In the years following Virginia’s death Leonard edited his wife’s diaries for publication, and in doing so was inspired to record his own recollections. He went on to write five volumes of autobiography: Sowing (1960), Growing (1961), Beginning Again (1964), Downhill All the Way (1967) and The Journey not the Arrival Matters (1969). These books reveal his boundless charm, his dry sense of humour and his sympathetic nature. Never before had he bared so much of his soul to the reader or, to use his words, given such a ‘clear spiritual X-ray’ of his character. They were extolled by critics at the time as his finest achievement, the sort of major work that, in his youth, he had sought to write but had been unable to. In the 1930s, he had conceived After the Deluge, his ambitious study of ‘scientific history’, as his masterwork. It was supposed to have the stature of books that his many talented friends had written. Instead it fell swiftly into obscurity and became a minor footnote in Leonard’s career.

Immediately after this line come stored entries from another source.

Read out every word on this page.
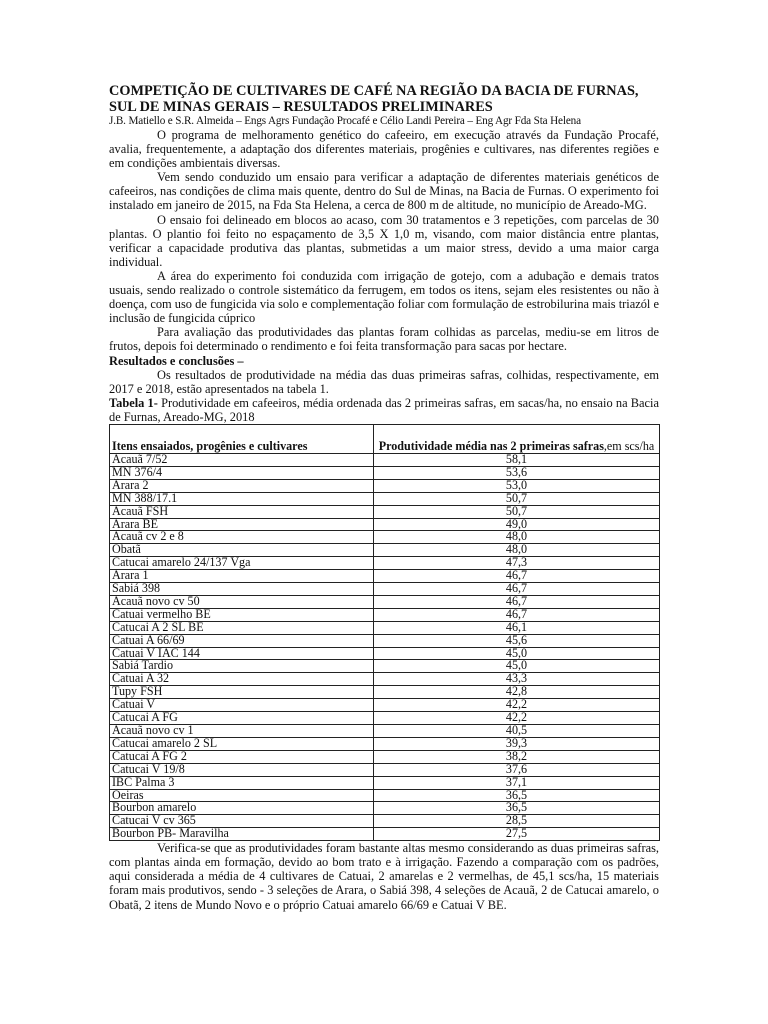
COMPETIÇÃO DE CULTIVARES DE CAFÉ NA REGIÃO DA BACIA DE FURNAS, SUL DE MINAS GERAIS – RESULTADOS PRELIMINARES
J.B. Matiello e S.R. Almeida – Engs Agrs Fundação Procafé e Célio Landi Pereira – Eng Agr Fda Sta Helena

O programa de melhoramento genético do cafeeiro, em execução através da Fundação Procafé, avalia, frequentemente, a adaptação dos diferentes materiais, progênies e cultivares, nas diferentes regiões e em condições ambientais diversas.

Vem sendo conduzido um ensaio para verificar a adaptação de diferentes materiais genéticos de cafeeiros, nas condições de clima mais quente, dentro do Sul de Minas, na Bacia de Furnas. O experimento foi instalado em janeiro de 2015, na Fda Sta Helena, a cerca de 800 m de altitude, no município de Areado-MG.

O ensaio foi delineado em blocos ao acaso, com 30 tratamentos e 3 repetições, com parcelas de 30 plantas. O plantio foi feito no espaçamento de 3,5 X 1,0 m, visando, com maior distância entre plantas, verificar a capacidade produtiva das plantas, submetidas a um maior stress, devido a uma maior carga individual.

A área do experimento foi conduzida com irrigação de gotejo, com a adubação e demais tratos usuais, sendo realizado o controle sistemático da ferrugem, em todos os itens, sejam eles resistentes ou não à doença, com uso de fungicida via solo e complementação foliar com formulação de estrobilurina mais triazól e inclusão de fungicida cúprico

Para avaliação das produtividades das plantas foram colhidas as parcelas, mediu-se em litros de frutos, depois foi determinado o rendimento e foi feita transformação para sacas por hectare.

Resultados e conclusões –

Os resultados de produtividade na média das duas primeiras safras, colhidas, respectivamente, em 2017 e 2018, estão apresentados na tabela 1.

Tabela 1- Produtividade em cafeeiros, média ordenada das 2 primeiras safras, em sacas/ha, no ensaio na Bacia de Furnas, Areado-MG, 2018

Itens ensaiados, progênies e cultivares	Produtividade média nas 2 primeiras safras,em scs/ha
Acauã 7/52	58,1
MN 376/4	53,6
Arara 2	53,0
MN 388/17.1	50,7
Acauã FSH	50,7
Arara BE	49,0
Acauã cv 2 e 8	48,0
Obatã	48,0
Catucai amarelo 24/137 Vga	47,3
Arara 1	46,7
Sabiá 398	46,7
Acauã novo cv 50	46,7
Catuai vermelho BE	46,7
Catucai A 2 SL BE	46,1
Catuai A 66/69	45,6
Catuai V IAC 144	45,0
Sabiá Tardio	45,0
Catuai A 32	43,3
Tupy FSH	42,8
Catuai V	42,2
Catucai A FG	42,2
Acauã novo cv 1	40,5
Catucai amarelo 2 SL	39,3
Catucai A FG 2	38,2
Catucai V 19/8	37,6
IBC Palma 3	37,1
Oeiras	36,5
Bourbon amarelo	36,5
Catucai V cv 365	28,5
Bourbon PB- Maravilha	27,5

Verifica-se que as produtividades foram bastante altas mesmo considerando as duas primeiras safras, com plantas ainda em formação, devido ao bom trato e à irrigação. Fazendo a comparação com os padrões, aqui considerada a média de 4 cultivares de Catuai, 2 amarelas e 2 vermelhas, de 45,1 scs/ha, 15 materiais foram mais produtivos, sendo - 3 seleções de Arara, o Sabiá 398, 4 seleções de Acauã, 2 de Catucai amarelo, o Obatã, 2 itens de Mundo Novo e o próprio Catuai amarelo 66/69 e Catuai V BE.
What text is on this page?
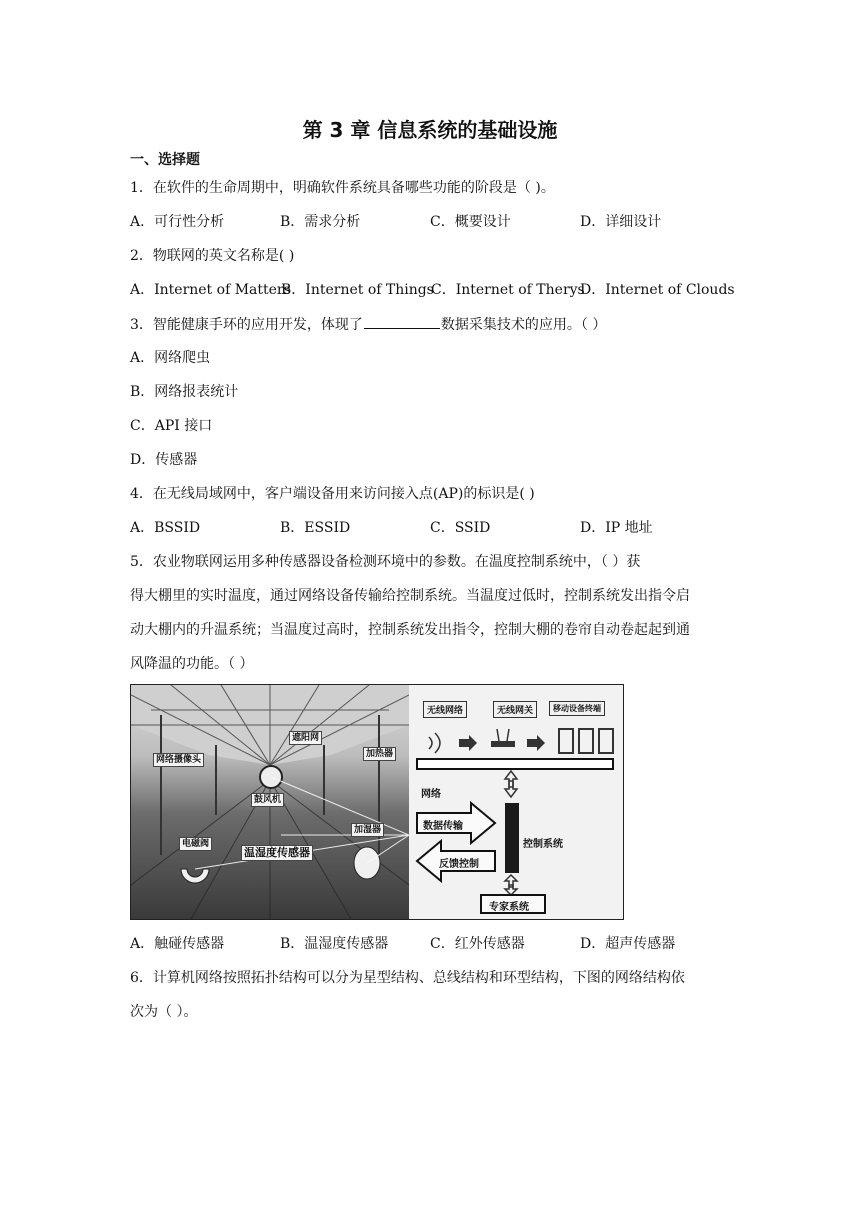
第 3 章 信息系统的基础设施
一、选择题
1．在软件的生命周期中，明确软件系统具备哪些功能的阶段是（ )。
A．可行性分析	B．需求分析	C．概要设计	D．详细设计
2．物联网的英文名称是( )
A．Internet of Matters
B．Internet of Things
C．Internet of Therys
D．Internet of Clouds
3．智能健康手环的应用开发，体现了	数据采集技术的应用。（ ）
A．网络爬虫
B．网络报表统计
C．API 接口
D．传感器
4．在无线局域网中，客户端设备用来访问接入点(AP)的标识是( )
A．BSSID	B．ESSID	C．SSID	D．IP 地址
5．农业物联网运用多种传感器设备检测环境中的参数。在温度控制系统中，（ ）获
得大棚里的实时温度，通过网络设备传输给控制系统。当温度过低时，控制系统发出指令启
动大棚内的升温系统；当温度过高时，控制系统发出指令，控制大棚的卷帘自动卷起起到通
风降温的功能。（ ）
遮阳网
网络摄像头
加热器
鼓风机
加湿器
电磁阀
温湿度传感器
无线网络	无线网关	移动设备终端
网络
数据传输
控制系统
反馈控制
专家系统
A．触碰传感器	B．温湿度传感器	C．红外传感器	D．超声传感器
6．计算机网络按照拓扑结构可以分为星型结构、总线结构和环型结构，下图的网络结构依
次为（ ）。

The autobiographies faired far better: their success increased Leonard’s income to such a degree that, for the first time in years, Virginia’s royalties no longer added up to ten times more than his own income, but somewhere closer to five times. In the fifty years since their publication, they have seldom been out of print, and are still popular with anybody interested in the Woolfs and the Bloomsbury set.
While working on these books, Leonard lived a peaceful existence at his home in Rodmell. He accepted an honorary doctorate from the then-new University of Sussex in 1964 and the following year was elected a Fellow of the Royal Society of Literature. His health was good and he was even well enough to revisit Ceylon. In April of 1969, however, at the grand age of 88, he suffered a stroke and although his condition improved slightly, he never fully recovered, and died on 14 August 1969 in the early hours of the morning. He was cremated and his ashes scattered alongside his wife’s beneath an elm tree in his much loved garden.